New Zealand is targeting in beautifully on the A$1 million Australian Oaks, but the reign of Mongolian Khan may be over.

Last season's Horse of the Year may be looking closely at the stallion barn after beating one horse home in Saturday's A$1.5 million BMW at Rosehill.

Co-trainer Murray Baker said from Sydney yesterday Mongolian Khan would undergo extensive veterinary tests tomorrow after which a decision would be made on his future.
It will either be retirement to stud or a last hurrah in the A$2 million Sydney Cup.
"He looks a million dollars," said Baker.

Mongolian Khan drew barrier No6 in the BMW and somehow got parked four wide into the first bend.


He and Opie Bosson were then unable to get closer to the inside running rail than three deep and when a couple of horses improved around their outside at the 500m Bosson as good as sat up on the stallion and he drifted out.

Much better came from New Zealand fillies Valley Girl and Capella in the A$500,000 Vinery Stakes (2000m).

Valley Girl finished second, three-quarters of a length from surprise winner Single Gaze and Kathy O'Hara, and Capella finished fifth, 1.8 lengths from the winner.

Valley Girl and Hong Kong-based rider Brett Prebble copped a lovely run behind the leaders and drove through hard against the rail in the home straight.

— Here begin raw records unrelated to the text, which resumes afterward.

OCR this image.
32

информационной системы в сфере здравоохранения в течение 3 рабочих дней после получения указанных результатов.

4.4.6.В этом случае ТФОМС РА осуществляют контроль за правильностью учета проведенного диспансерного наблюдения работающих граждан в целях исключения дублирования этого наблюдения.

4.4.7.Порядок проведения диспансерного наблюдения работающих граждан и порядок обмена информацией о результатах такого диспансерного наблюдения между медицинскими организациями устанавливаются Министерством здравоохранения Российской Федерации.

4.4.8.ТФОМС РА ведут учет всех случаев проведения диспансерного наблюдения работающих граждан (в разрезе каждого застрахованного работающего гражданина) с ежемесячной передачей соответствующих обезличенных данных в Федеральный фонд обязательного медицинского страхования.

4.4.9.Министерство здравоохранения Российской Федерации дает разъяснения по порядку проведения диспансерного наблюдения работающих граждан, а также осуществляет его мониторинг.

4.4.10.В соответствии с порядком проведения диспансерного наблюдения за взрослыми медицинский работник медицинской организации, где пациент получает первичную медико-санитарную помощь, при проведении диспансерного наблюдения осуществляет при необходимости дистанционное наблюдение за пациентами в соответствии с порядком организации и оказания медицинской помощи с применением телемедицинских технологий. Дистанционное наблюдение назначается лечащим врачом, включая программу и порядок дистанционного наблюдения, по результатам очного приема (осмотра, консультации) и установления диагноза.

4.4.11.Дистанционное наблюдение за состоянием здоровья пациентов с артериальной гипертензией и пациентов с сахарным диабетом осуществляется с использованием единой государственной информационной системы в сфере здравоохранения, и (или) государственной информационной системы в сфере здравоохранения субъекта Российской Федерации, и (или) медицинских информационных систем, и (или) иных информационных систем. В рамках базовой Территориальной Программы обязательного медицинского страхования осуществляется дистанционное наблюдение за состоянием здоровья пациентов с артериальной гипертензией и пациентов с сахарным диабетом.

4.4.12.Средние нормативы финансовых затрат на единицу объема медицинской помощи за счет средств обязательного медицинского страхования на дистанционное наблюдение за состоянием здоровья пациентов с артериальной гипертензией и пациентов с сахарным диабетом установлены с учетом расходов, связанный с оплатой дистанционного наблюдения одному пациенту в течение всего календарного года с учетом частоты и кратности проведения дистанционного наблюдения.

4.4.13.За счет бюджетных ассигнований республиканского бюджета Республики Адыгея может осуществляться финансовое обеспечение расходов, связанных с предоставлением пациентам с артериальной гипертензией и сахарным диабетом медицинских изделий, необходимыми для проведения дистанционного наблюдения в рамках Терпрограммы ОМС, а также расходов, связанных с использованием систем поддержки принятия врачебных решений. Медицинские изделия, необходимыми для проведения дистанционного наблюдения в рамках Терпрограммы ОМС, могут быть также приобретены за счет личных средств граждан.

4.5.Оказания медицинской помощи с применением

That was her first Australian start and first serious test since the Derby at Ellerslie and should have her in great shape for the Oaks. Capella was caught wide and did extremely well to finish as close as she did. With a better run she should be in contention in the Oaks on Saturday week.

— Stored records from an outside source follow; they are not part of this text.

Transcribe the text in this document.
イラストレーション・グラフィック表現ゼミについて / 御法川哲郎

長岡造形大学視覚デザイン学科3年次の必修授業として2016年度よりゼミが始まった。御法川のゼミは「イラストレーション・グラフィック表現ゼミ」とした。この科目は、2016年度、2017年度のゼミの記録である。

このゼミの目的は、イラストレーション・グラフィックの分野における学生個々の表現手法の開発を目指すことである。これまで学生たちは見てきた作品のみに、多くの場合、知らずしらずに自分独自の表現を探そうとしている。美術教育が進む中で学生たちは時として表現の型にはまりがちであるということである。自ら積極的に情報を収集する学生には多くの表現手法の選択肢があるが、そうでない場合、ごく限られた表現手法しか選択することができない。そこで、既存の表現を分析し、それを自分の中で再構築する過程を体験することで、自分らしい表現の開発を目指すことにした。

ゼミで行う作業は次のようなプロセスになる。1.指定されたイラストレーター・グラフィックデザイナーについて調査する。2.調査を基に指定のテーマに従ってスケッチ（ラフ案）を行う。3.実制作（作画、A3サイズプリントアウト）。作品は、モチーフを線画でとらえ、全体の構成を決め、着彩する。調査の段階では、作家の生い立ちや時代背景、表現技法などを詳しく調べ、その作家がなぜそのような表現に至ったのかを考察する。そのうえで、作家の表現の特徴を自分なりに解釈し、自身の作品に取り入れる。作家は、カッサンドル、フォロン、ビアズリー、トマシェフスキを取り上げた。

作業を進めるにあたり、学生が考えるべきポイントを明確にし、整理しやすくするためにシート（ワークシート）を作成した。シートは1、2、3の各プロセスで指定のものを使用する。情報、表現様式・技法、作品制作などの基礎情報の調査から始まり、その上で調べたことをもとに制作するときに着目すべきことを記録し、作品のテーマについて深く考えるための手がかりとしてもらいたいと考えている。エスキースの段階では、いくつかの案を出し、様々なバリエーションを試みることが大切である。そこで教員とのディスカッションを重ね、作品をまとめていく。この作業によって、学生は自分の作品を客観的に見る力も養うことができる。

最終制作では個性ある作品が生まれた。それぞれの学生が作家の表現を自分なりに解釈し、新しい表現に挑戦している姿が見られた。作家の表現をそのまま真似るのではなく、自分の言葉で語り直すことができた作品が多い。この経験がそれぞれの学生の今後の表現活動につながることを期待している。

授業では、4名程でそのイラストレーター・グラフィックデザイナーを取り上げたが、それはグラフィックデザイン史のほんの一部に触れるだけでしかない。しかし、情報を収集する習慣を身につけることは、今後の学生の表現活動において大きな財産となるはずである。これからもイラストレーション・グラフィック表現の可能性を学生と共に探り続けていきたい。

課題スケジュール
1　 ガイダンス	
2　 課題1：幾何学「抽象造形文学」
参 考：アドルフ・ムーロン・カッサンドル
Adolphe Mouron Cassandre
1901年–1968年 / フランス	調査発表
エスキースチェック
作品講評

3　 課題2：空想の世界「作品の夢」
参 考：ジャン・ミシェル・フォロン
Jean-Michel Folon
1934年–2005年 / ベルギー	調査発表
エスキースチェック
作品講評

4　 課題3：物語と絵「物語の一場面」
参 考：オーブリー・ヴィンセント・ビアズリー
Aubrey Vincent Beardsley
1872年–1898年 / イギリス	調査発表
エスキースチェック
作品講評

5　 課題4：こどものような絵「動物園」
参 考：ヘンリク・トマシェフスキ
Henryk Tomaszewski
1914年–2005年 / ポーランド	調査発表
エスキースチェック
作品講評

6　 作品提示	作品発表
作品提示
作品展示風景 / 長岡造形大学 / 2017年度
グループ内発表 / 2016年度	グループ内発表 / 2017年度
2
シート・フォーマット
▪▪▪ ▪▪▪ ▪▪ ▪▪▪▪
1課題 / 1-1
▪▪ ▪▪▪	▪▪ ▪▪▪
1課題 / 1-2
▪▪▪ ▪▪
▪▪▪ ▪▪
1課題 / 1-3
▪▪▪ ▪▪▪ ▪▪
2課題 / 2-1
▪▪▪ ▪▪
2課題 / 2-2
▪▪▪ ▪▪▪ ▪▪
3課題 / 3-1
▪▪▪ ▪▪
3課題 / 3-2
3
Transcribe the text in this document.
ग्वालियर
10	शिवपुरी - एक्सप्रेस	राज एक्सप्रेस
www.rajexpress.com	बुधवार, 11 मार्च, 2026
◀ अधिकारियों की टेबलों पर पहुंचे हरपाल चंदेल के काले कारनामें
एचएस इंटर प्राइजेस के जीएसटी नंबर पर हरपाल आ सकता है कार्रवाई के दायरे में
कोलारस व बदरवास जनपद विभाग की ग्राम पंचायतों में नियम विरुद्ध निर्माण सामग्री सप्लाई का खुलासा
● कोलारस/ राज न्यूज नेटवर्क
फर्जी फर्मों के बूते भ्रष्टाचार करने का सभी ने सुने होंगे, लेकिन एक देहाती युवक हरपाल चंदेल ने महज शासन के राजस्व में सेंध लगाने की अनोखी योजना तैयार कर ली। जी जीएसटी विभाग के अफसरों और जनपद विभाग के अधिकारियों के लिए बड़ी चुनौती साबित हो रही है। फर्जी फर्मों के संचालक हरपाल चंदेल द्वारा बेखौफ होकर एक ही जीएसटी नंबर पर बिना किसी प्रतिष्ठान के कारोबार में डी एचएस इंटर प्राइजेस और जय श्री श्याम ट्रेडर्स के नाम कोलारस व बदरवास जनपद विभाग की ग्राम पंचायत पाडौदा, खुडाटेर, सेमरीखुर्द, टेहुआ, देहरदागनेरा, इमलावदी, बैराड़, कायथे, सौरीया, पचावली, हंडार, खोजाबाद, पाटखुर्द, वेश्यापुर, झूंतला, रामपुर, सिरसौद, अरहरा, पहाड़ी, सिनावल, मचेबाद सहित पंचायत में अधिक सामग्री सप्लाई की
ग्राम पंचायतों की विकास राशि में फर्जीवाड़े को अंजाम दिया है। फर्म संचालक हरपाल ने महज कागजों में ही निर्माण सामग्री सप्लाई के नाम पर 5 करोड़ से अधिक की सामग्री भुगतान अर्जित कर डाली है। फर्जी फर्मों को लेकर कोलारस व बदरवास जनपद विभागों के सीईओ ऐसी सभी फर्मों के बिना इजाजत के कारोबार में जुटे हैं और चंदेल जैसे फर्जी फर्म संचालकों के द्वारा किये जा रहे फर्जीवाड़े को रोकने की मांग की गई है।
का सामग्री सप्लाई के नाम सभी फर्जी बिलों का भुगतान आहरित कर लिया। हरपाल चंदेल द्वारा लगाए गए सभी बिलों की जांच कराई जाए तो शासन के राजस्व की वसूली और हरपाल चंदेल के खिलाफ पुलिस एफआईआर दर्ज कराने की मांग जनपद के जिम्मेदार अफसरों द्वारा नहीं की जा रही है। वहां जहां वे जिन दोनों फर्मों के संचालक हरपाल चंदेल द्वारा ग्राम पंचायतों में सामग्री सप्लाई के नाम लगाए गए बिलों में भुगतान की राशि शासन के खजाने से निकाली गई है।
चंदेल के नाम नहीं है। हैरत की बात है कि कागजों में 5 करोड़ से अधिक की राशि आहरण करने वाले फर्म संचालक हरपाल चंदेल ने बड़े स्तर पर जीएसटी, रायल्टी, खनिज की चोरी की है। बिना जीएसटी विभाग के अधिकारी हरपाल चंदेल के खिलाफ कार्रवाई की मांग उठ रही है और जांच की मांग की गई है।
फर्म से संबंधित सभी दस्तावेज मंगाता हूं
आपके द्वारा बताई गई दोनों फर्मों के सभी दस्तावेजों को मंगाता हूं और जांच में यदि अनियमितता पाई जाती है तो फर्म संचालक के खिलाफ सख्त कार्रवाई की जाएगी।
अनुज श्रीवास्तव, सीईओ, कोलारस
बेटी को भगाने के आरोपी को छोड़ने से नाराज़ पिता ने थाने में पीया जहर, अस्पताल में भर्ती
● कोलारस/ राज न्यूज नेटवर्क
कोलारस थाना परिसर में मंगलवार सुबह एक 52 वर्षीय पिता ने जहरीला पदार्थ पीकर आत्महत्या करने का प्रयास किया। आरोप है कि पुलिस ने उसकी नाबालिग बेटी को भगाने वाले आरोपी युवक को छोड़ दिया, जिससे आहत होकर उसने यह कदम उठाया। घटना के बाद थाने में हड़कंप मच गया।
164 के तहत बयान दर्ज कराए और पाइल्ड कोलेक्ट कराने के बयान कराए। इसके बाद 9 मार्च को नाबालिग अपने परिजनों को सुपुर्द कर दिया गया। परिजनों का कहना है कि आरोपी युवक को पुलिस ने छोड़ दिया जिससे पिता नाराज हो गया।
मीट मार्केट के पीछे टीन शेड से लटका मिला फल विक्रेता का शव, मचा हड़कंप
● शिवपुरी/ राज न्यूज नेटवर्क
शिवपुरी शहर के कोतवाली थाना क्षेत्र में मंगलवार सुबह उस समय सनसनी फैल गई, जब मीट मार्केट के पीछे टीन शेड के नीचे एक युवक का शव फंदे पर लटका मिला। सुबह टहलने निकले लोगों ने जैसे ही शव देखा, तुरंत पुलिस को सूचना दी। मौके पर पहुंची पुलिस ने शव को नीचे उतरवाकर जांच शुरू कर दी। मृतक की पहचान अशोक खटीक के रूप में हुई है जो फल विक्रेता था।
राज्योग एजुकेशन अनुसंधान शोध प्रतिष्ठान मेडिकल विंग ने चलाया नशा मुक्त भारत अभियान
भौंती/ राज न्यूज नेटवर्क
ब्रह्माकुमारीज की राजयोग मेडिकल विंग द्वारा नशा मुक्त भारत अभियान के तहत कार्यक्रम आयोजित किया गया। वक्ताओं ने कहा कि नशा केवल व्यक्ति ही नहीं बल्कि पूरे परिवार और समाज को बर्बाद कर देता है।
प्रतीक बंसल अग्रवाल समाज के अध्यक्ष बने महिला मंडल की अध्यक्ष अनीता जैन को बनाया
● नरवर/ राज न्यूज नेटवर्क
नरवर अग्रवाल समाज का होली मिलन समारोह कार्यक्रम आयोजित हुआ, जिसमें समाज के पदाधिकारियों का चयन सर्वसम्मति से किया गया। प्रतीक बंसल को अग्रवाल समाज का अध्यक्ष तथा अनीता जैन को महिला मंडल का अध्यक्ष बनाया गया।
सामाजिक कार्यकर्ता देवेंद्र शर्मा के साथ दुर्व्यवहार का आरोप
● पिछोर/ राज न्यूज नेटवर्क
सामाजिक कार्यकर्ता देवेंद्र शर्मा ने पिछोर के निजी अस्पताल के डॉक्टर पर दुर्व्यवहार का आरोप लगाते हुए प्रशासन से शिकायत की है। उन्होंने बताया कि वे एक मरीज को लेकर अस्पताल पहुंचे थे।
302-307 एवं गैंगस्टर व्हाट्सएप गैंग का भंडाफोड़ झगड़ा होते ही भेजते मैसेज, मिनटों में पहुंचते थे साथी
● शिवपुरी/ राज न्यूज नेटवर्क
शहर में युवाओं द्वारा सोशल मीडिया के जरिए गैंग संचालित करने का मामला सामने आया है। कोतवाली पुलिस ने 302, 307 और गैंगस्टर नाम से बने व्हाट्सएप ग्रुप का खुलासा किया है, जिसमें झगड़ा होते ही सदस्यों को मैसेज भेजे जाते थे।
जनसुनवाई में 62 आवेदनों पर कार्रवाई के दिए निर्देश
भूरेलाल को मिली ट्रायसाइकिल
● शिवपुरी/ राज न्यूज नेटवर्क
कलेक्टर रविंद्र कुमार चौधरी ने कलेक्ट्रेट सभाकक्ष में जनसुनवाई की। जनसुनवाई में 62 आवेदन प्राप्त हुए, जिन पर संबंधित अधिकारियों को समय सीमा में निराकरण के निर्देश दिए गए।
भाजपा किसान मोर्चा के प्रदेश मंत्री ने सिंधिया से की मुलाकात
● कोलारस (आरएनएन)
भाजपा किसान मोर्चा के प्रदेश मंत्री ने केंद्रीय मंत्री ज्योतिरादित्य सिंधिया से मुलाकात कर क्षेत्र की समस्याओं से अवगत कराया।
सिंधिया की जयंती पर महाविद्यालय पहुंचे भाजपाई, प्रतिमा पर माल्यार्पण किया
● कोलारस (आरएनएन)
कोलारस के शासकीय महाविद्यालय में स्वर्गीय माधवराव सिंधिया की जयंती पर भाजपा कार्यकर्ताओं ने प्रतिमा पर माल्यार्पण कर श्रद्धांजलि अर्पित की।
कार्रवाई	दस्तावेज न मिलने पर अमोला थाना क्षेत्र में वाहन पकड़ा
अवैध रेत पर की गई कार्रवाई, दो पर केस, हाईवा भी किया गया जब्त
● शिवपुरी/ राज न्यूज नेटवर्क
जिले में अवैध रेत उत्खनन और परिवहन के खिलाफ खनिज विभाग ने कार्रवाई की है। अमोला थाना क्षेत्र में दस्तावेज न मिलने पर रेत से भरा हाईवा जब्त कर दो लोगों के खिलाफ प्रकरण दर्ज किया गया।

The postscript to the BMW was winning rider Hugh Bowman being fined for excessive use of the whip under Australia's controversial new rules which prevent jockeys using the whip more than five times before the final 100m.

Bowman was found guilty of using the whip seven times in his brilliant ride to slide forward on Preferment from the 800m and beat stablemate Who Shot Thebarman by half a neck.

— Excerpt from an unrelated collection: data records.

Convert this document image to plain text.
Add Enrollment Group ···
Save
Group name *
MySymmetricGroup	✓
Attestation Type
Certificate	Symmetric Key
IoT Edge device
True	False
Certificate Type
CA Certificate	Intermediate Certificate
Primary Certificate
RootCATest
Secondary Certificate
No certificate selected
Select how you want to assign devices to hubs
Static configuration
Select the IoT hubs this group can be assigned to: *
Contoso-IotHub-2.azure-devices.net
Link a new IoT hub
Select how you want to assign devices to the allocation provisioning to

In admitting his guilt, Bowman was unhappy and asked acting chief steward Greg Randolph: "Why is the rule in place?"

"We're not going into the philosophicals of the rule," the Sydney Morning Herald reported Randolph as saying.

Bowman responded: "I know I breached the rule, but I haven't used it too much. I know it's a big race."

And surely that's the point.

Bowman, a magnificent competitor, went out there to win the race, his main obligation being to Preferment's owners.

He did what he had to do to win and is such a great horseman he would not thrash an animal.

It makes that new rule a joke.

It would be impossible to hear a jockey come in from being beaten a nose in a Melbourne Cup and saying: "If only I could have hit the horse one more time."

You do what you have to do to win a race. And, you don't think Preferment's owners will be paying his fine? You'd like to be betting on it.

They picked up close to A$1 million for the win.

The no-more-than-five rule might be fine for a 1000m sprinter, but for stayers it's a different matter.

Preferment is a rugged type by Zabeel and the sort of horse than needs encouragement.
He will go forward, but needs a forceful rider.

Bowman knew exactly what he had to do.